His fieldwork, drawn from decades embedded in local governance across the Global South and urban centers, reveals a paradox: the more visible politics become—through media, protests, or social campaigns—the more fragile the underlying structures. When everything is under constant scrutiny, the subtle, incremental work of building coalitions risks being overshadowed by performative posturing.

Final Thoughts

Leftwich warns: “When politics is reduced to visibility, the real work of persuasion and patience fades.”

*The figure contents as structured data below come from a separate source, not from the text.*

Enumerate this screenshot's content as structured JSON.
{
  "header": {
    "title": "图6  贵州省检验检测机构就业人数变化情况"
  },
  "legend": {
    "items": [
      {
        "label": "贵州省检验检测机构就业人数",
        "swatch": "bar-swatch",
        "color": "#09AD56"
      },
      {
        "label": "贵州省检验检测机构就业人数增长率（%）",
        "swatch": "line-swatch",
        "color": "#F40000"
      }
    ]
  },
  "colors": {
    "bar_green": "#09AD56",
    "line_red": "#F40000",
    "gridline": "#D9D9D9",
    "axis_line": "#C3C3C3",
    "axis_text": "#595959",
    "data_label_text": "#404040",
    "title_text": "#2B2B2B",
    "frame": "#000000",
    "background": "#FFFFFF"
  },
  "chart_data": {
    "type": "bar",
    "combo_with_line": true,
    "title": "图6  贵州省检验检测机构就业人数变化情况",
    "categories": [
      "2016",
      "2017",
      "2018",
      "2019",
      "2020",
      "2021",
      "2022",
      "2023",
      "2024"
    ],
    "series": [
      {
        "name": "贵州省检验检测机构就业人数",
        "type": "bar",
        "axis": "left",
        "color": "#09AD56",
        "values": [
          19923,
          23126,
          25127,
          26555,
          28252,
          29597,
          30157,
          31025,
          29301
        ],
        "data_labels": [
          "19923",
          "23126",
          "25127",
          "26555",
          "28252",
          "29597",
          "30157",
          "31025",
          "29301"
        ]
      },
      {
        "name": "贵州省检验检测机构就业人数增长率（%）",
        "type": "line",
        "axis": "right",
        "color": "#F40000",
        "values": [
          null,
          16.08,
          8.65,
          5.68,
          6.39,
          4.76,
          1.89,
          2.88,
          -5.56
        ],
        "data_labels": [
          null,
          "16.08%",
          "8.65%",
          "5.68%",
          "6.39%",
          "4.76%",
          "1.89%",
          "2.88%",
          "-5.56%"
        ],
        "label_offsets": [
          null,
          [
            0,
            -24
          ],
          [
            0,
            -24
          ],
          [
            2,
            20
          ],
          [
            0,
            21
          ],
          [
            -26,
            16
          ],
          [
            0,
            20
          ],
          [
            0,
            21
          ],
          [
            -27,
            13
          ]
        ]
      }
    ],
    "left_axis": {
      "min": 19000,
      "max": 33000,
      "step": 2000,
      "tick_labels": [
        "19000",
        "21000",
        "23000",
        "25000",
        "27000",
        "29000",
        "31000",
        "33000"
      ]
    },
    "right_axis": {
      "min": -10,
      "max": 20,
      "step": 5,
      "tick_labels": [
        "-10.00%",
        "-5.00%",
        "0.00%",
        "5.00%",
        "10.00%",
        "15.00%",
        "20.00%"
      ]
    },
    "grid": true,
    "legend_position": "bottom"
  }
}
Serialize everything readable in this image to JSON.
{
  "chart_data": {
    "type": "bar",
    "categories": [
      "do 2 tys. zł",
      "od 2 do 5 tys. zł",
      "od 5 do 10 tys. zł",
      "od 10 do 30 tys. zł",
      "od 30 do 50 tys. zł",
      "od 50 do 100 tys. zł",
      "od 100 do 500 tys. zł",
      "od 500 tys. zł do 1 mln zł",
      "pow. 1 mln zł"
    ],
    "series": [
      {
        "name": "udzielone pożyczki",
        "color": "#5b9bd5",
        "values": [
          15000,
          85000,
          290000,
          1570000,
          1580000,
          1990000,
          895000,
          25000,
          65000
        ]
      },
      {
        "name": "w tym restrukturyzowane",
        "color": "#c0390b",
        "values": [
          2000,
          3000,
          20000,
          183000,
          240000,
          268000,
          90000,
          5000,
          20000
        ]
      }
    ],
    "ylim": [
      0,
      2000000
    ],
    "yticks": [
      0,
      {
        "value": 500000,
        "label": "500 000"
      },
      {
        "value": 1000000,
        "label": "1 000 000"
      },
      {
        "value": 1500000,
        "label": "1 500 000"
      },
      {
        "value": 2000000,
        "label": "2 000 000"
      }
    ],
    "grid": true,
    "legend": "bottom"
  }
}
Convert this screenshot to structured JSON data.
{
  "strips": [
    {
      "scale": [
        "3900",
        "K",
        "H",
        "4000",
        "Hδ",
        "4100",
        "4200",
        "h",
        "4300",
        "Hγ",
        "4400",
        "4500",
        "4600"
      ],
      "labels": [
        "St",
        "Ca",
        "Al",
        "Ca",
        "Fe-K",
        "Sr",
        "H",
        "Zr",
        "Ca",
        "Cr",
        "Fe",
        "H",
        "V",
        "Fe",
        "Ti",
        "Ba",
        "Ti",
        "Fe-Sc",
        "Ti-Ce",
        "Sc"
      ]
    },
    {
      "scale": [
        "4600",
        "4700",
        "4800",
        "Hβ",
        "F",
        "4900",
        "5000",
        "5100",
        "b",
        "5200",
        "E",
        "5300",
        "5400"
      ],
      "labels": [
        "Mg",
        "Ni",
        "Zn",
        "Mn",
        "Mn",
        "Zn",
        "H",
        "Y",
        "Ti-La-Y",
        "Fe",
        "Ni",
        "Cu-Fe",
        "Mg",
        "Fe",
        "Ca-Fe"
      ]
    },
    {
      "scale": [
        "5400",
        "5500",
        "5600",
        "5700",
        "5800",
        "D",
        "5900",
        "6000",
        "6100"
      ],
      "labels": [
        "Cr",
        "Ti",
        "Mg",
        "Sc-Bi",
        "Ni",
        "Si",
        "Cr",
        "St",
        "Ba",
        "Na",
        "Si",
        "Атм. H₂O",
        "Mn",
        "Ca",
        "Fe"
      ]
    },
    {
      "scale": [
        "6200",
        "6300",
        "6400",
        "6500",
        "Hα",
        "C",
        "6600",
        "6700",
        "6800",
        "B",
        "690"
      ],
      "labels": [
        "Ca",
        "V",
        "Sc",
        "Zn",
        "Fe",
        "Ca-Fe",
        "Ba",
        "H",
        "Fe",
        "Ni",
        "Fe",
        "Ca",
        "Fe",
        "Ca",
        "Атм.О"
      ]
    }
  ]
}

Politics as a Practice, Not Just a Product

Leftwich challenges the notion that politics is a fixed outcome. Instead, he frames it as a dynamic, ongoing practice—one that demands adaptability, emotional intelligence, and long-term commitment. This reframing has profound methodological implications. Traditional political science often treats power as a static attribute of institutions or leaders. But Leftwich’s ethnographic lens reveals it as fluid, context-dependent, and deeply relational. A mayor’s authority isn’t just in their title—it’s in their ability to listen, to anticipate, to navigate unforeseen conflicts with nuance.

This perspective aligns with growing evidence from behavioral science and organizational studies: effective influence relies less on coercion or persuasion and more on sustained credibility.

A 2023 study by the OECD found that policy implementation success rates jump by over 40% when local stakeholders perceive decision-makers as credible and responsive—not just competent. Leftwich’s insight anticipates this: politics, at its best, is a form of social engineering rooted in trust, not force.

Why Studying This Activity Matters

Understanding politics as an activity—not just a domain—transforms how we engage with it. It shifts focus from headline-grabbing battles to the micro-dynamics that determine success or failure. For practitioners—policy makers, activists, community organizers—this means investing in relationship-building, cultural fluency, and long-term strategy.